Abu Bakar Bashir is due to be released Friday after serving an 18-month sentence for immigration violations. But police in Jakarta announced he would be immediately taken back into custody under new terrorism legislation that allows the detention of suspects for six months without trial.

"Investigators decide it is quite enough evidence against Abu Bakar Bashir ? in here connected with the organization of al-Jemaah al-Islamiyah," said Maj. Gen. Bashir Ahmad Barmawi, the police spokesman.

Bashir has denied allegations he is the leader of Jemaah Islamiyah, the regional militant group behind the October 2002 nightclub bombing on the island of Bali and last year's car bombing of the J.W. Marriott hotel in Jakarta.

At Bashir's trial, where he was convicted for immigration violations, the judge dismissed terrorism charges saying there was not enough evidence to link him to the Jemaah al-Islamiyah group.

But General Barmawi says the police now have evidence from a number of captured terrorists that the 65-year-old Muslim cleric was involved in terrorist activities and training militants in camps in the Philippines.

Indonesia has been coming under increasing pressure from the United States and Australia to keep Bashir in prison.

Bashir's lawyers say that the decision to re-arrest their client is solely the result of international pressure and have waged a highly emotive campaign to appeal to nationalist sentiment in the country.

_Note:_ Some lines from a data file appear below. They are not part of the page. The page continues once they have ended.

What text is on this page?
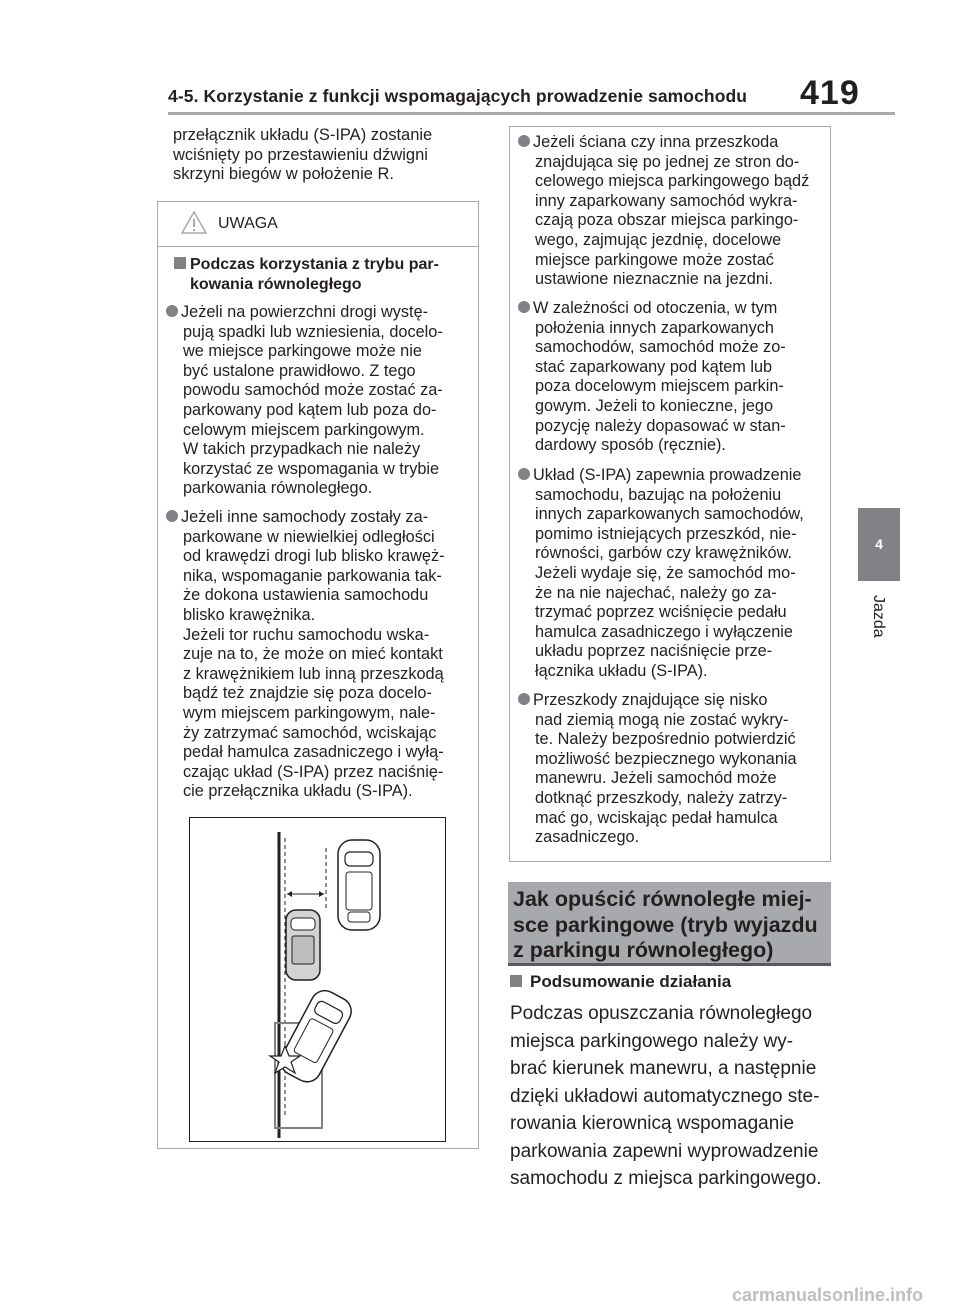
4-5. Korzystanie z funkcji wspomagających prowadzenie samochodu 419
4
Jazda
przełącznik układu (S-IPA) zostanie
wciśnięty po przestawieniu dźwigni
skrzyni biegów w położenie R.
UWAGA
Podczas korzystania z trybu par-
kowania równoległego
Jeżeli na powierzchni drogi wystę-
pują spadki lub wzniesienia, docelo-
we miejsce parkingowe może nie
być ustalone prawidłowo. Z tego
powodu samochód może zostać za-
parkowany pod kątem lub poza do-
celowym miejscem parkingowym.
W takich przypadkach nie należy
korzystać ze wspomagania w trybie
parkowania równoległego.
Jeżeli inne samochody zostały za-
parkowane w niewielkiej odległości
od krawędzi drogi lub blisko krawęż-
nika, wspomaganie parkowania tak-
że dokona ustawienia samochodu
blisko krawężnika.
Jeżeli tor ruchu samochodu wska-
zuje na to, że może on mieć kontakt
z krawężnikiem lub inną przeszkodą
bądź też znajdzie się poza docelo-
wym miejscem parkingowym, nale-
ży zatrzymać samochód, wciskając
pedał hamulca zasadniczego i wyłą-
czając układ (S-IPA) przez naciśnię-
cie przełącznika układu (S-IPA).
Jeżeli ściana czy inna przeszkoda
znajdująca się po jednej ze stron do-
celowego miejsca parkingowego bądź
inny zaparkowany samochód wykra-
czają poza obszar miejsca parkingo-
wego, zajmując jezdnię, docelowe
miejsce parkingowe może zostać
ustawione nieznacznie na jezdni.
W zależności od otoczenia, w tym
położenia innych zaparkowanych
samochodów, samochód może zo-
stać zaparkowany pod kątem lub
poza docelowym miejscem parkin-
gowym. Jeżeli to konieczne, jego
pozycję należy dopasować w stan-
dardowy sposób (ręcznie).
Układ (S-IPA) zapewnia prowadzenie
samochodu, bazując na położeniu
innych zaparkowanych samochodów,
pomimo istniejących przeszkód, nie-
równości, garbów czy krawężników.
Jeżeli wydaje się, że samochód mo-
że na nie najechać, należy go za-
trzymać poprzez wciśnięcie pedału
hamulca zasadniczego i wyłączenie
układu poprzez naciśnięcie prze-
łącznika układu (S-IPA).
Przeszkody znajdujące się nisko
nad ziemią mogą nie zostać wykry-
te. Należy bezpośrednio potwierdzić
możliwość bezpiecznego wykonania
manewru. Jeżeli samochód może
dotknąć przeszkody, należy zatrzy-
mać go, wciskając pedał hamulca
zasadniczego.
Jak opuścić równoległe miej-
sce parkingowe (tryb wyjazdu
z parkingu równoległego)
Podsumowanie działania
Podczas opuszczania równoległego
miejsca parkingowego należy wy-
brać kierunek manewru, a następnie
dzięki układowi automatycznego ste-
rowania kierownicą wspomaganie
parkowania zapewni wyprowadzenie
samochodu z miejsca parkingowego.
carmanualsonline.info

Bashir was questioned Wednesday, but refused to cooperate with police. In the past he has made no secret of his hostility to the West, and the United States in particular. Although he denies that he has anything to do with violent action, he is quick to defend militants who have already been convicted of terrorist crimes.

At least 17 of the men convicted for the Bali and Marriott bombings were pupils at the Islamic boarding school that Bashir founded and ran until his arrest. A number of students from the school have been demonstrating outside the prison, and have threatened a violent campaign against authorities if Bashir's detention continues.